Insurance has helped business individuals in tough times to spread contingent risks across a large group of policyholders. The system has worked well for centuries allowing insureds to get back on their feet following an unforeseen catastrophic event.

For years organizations and businesses have relied on business interruption insurance.

Business interruption insurance (BI) helps replace lost income and pay for extra expenses when a business is affected by a covered peril. The key word being: “the covered peril”. And more often than not BI polices include “direct physical loss or damage” as the trigger. COVID-19 related curfews and lockdowns and travel bans may bring business to a standstill but they don’t count as reasonable physical damage. So, as far as the insurer’s concerned, it’s not their problem.

Would an insurer pay for something that was not covered?

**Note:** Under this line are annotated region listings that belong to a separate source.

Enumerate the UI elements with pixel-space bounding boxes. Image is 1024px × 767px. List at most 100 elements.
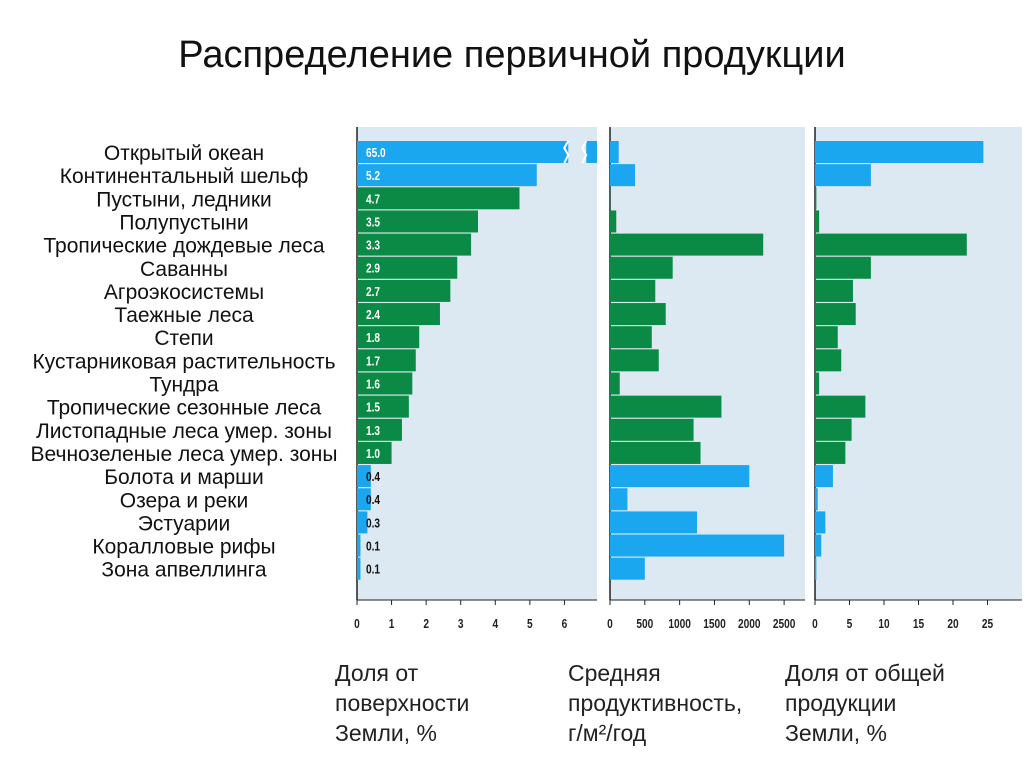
- axis-break-mark: [563, 140, 570, 164]
- tick-label: 0: [812, 617, 818, 631]
- data-label: 5.2: [366, 169, 381, 183]
- panel-2-caption-line: г/м²/год: [568, 720, 647, 746]
- bar: [357, 441, 392, 464]
- panel-3-caption-line: продукции: [785, 690, 897, 716]
- bar: [815, 372, 820, 395]
- tick-label: 2000: [738, 617, 761, 631]
- bar: [610, 326, 652, 349]
- bar: [610, 372, 620, 395]
- bar: [610, 164, 636, 187]
- data-label: 1.7: [366, 354, 380, 368]
- bar: [815, 210, 820, 233]
- bar: [357, 557, 361, 580]
- chart-title: Распределение первичной продукции: [178, 34, 846, 76]
- panel-2-caption-line: продуктивность,: [568, 690, 743, 716]
- bar: [610, 441, 701, 464]
- data-label: 4.7: [366, 192, 380, 206]
- tick-label: 20: [947, 617, 958, 631]
- panel-2-caption-line: Средняя: [568, 660, 661, 686]
- bar: [610, 534, 785, 557]
- bar: [357, 326, 420, 349]
- bar: [815, 141, 984, 163]
- data-label: 0.4: [366, 493, 381, 507]
- data-label: 0.1: [366, 539, 381, 553]
- tick-label: 1000: [668, 617, 691, 631]
- panel-1-caption-line: Земли, %: [335, 720, 437, 746]
- bar: [610, 303, 666, 326]
- tick-label: 10: [878, 617, 889, 631]
- category-label: Тропические дождевые леса: [43, 235, 325, 258]
- panel-1-caption-line: поверхности: [335, 690, 470, 716]
- bar: [357, 465, 371, 488]
- bar: [610, 488, 628, 511]
- bar: [815, 395, 866, 418]
- bar: [357, 210, 478, 233]
- bar: [815, 233, 967, 256]
- bar: [357, 256, 458, 279]
- category-label: Пустыни, ледники: [96, 188, 272, 211]
- tick-label: 500: [636, 617, 653, 631]
- data-label: 65.0: [366, 146, 386, 160]
- category-label: Степи: [154, 327, 213, 350]
- bar: [815, 164, 871, 187]
- data-label: 0.1: [366, 563, 381, 577]
- bar: [357, 187, 520, 210]
- tick-label: 6: [562, 617, 568, 631]
- bar: [357, 233, 472, 256]
- bar: [357, 303, 440, 326]
- data-label: 2.7: [366, 285, 380, 299]
- bar: [610, 233, 764, 256]
- category-label: Тропические сезонные леса: [47, 397, 322, 420]
- tick-label: 4: [492, 617, 498, 631]
- tick-label: 3: [458, 617, 464, 631]
- category-label: Таежные леса: [114, 304, 254, 327]
- data-label: 1.0: [366, 447, 380, 461]
- tick-label: 2500: [773, 617, 796, 631]
- data-label: 1.3: [366, 424, 381, 438]
- tick-label: 1: [389, 617, 395, 631]
- tick-label: 0: [607, 617, 613, 631]
- category-label: Эстуарии: [138, 512, 231, 535]
- bar: [357, 279, 451, 302]
- bar: [610, 418, 694, 441]
- bar: [815, 557, 817, 580]
- data-label: 0.4: [366, 470, 381, 484]
- bar: [610, 210, 617, 233]
- category-label: Озера и реки: [120, 489, 248, 512]
- data-label: 2.4: [366, 308, 381, 322]
- category-label: Зона апвеллинга: [101, 559, 266, 582]
- data-label: 0.3: [366, 516, 381, 530]
- tick-label: 0: [354, 617, 360, 631]
- tick-label: 15: [913, 617, 925, 631]
- bar: [357, 372, 413, 395]
- category-label: Полупустыни: [119, 211, 248, 234]
- bar: [357, 395, 409, 418]
- bar: [815, 187, 817, 210]
- data-label: 1.6: [366, 377, 381, 391]
- category-label: Агроэкосистемы: [104, 281, 264, 304]
- category-label: Открытый океан: [104, 142, 264, 165]
- panel-3-caption: Доля от общей продукции Земли, %: [785, 658, 945, 748]
- bar: [815, 349, 842, 372]
- bar: [610, 256, 673, 279]
- data-label: 2.9: [366, 262, 381, 276]
- bar: [357, 349, 416, 372]
- tick-label: 1500: [703, 617, 726, 631]
- data-label: 1.8: [366, 331, 381, 345]
- bar: [610, 141, 619, 163]
- bar: [815, 488, 818, 511]
- bar: [357, 534, 361, 557]
- panel-3-caption-line: Доля от общей: [785, 660, 945, 686]
- tick-label: 5: [527, 617, 533, 631]
- data-label: 1.5: [366, 400, 381, 414]
- bar: [610, 395, 722, 418]
- bar: [815, 303, 856, 326]
- category-label: Вечнозеленые леса умер. зоны: [31, 443, 338, 466]
- data-label: 3.5: [366, 215, 381, 229]
- data-label: 3.3: [366, 238, 381, 252]
- panel-background: [815, 127, 1022, 600]
- bar: [610, 349, 659, 372]
- category-label: Саванны: [140, 258, 228, 281]
- bar: [815, 511, 826, 534]
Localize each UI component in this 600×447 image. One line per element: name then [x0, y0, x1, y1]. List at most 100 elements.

Lloyd’s Chairman Bruce Carnegie-Brown speaking to the Financial Times: “Fundamentally the insurance industry relies on contracts,” he said. “We pay out from the premiums we collect, and if we haven’t collected premiums for covers like coronavirus, it would put the industry in jeopardy to be paying claims for those risks”, adding “We will work very hard to try to make sure that customers benefit from the policies that they’ve got but it will be difficult to pay out if customers have not specifically bought protection.”

Insurers hold that pandemic diseases are not covered in business interruption policies, to the insureds disappointment and furor over catastrophic losses.

However, in the US the viewpoint is that insurance companies should consider exhibiting good will and reimburse claims. Members of the House of Representatives from both parties insist that insurance companies should cover losses that businesses have suffered due to COVID-19 restrictions to trade and traffic. In a letter to four insurance industry trade organizations they requested that insurers retroactively recognize financial losses relating to COVID-19 as part of policyholders’ business interruption coverage. The industry responded that standard commercial insurance policies offer coverage and protection against a wide range of risks and threats and are vetted and approved by state regulators. Business interruption policies do not, and were not designed to, provide coverage against communicable diseases such as COVID-19.

Members of Parliament in UK followed suit with their question whether the industry would be willing to show some leniency towards business who were forced to suspend their operations.

According to Mr Carnegie-Brown Lloyd’s had identified at least 14 different types of policy which may be triggered by corona claims including event cancellation, travel insurance, directors’ and officers’ liability, health, and product liability, among others. He said it was too early to put a figure on the size of potential claims, but he is of the opinion that it might be a “large loss event” for the market, even in the many billions of dollars.

There used to be better days.

Insurers, at least some of them, used to be more magnanimous, see things through a wider lens during past major disease outbreaks and public health emergencies. At times when a large scale pandemic was hardly conceivable.

Then Sars and Ebola made clear to the industry where the line should be drawn in regard to going by the book and following policies to the letter.

By the time insurance policies are renewed insurers tighten terms and make plain and clear that COVID-19 is not covered.